No doubt there are many more examples to be found, especially given the
many modern languages with several strata of vocabulary from different
sources (Swahili, for example). Even languages without such
obvious stratification in their vocabulary have synonym dictionaries
and/or thesauruses; there's a Duden synonyms dictionary for German, for
instance.
My purpose here is not to start an inventory of thesauruses and synonym
dictionaries -- please don't bombard me with further examples -- but
just to show that it takes almost no work to discover that there are
languages other than English with such resources, in some cases
significantly antedating Roget's project.
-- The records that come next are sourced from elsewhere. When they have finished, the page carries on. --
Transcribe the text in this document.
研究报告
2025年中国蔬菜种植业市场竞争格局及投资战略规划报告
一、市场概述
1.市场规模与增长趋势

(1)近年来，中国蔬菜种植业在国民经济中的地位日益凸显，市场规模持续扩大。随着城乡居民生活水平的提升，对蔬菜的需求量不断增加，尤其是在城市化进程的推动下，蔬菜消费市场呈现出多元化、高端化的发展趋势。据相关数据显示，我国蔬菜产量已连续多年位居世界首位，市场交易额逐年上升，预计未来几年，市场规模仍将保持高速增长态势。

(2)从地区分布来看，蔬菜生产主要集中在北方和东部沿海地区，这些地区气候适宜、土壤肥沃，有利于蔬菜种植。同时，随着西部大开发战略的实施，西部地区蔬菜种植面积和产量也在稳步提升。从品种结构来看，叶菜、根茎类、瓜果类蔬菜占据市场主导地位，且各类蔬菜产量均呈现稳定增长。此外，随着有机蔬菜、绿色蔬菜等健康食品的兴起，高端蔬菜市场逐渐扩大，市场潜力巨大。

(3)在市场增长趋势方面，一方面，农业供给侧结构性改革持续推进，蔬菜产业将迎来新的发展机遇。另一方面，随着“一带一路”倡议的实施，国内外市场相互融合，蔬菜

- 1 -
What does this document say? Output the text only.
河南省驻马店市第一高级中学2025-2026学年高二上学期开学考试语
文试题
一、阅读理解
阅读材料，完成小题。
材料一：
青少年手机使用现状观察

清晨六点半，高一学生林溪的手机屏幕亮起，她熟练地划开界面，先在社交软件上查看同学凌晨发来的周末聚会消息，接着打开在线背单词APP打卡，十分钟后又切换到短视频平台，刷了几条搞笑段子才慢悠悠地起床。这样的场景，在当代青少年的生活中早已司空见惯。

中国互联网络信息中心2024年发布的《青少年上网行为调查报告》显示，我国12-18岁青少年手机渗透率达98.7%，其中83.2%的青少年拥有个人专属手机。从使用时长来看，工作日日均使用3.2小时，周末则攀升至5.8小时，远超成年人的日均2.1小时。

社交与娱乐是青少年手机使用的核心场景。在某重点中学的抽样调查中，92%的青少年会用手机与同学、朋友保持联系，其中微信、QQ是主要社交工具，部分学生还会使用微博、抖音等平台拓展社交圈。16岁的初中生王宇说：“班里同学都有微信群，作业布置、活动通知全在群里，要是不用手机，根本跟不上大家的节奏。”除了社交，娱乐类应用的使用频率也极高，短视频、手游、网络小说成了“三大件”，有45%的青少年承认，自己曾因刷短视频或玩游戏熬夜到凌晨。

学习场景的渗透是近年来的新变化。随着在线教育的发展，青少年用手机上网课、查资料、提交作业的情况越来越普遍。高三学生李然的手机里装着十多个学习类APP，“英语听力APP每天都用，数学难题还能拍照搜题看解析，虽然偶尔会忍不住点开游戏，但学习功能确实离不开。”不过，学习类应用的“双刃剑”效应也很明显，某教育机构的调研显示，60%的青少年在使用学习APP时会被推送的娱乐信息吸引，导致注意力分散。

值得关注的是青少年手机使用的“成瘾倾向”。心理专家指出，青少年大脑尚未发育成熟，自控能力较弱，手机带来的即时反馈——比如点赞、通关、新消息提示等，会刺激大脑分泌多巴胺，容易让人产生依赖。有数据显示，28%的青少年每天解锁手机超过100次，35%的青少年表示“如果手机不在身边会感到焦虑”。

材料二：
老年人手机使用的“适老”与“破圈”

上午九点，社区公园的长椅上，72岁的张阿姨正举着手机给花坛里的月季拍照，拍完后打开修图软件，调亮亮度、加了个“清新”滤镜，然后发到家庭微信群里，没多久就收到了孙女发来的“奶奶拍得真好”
Unfortunately, the idea
of English as a special case was so powerfully attractive for Steinmetz
and Kipfer that they didn't even make an effort.
Semantic taxonomies are very old indeed, usually organized in a kind of
outline fashion, though in prose: things are animal, vegetable, or
mineral; of the animals, there are the animals of the sky, the animals
of the water, and the animals of the land; of the animals of the land,
there are those that go on two feet, those that go on four, those that
go on six, those that go on eight, and those that creep upon the land;
etc.
It's a very natural idea to attach lists of words to the categories at
the bottom level. So it's not really a surprise that people were
doing this a couple of millennia ago.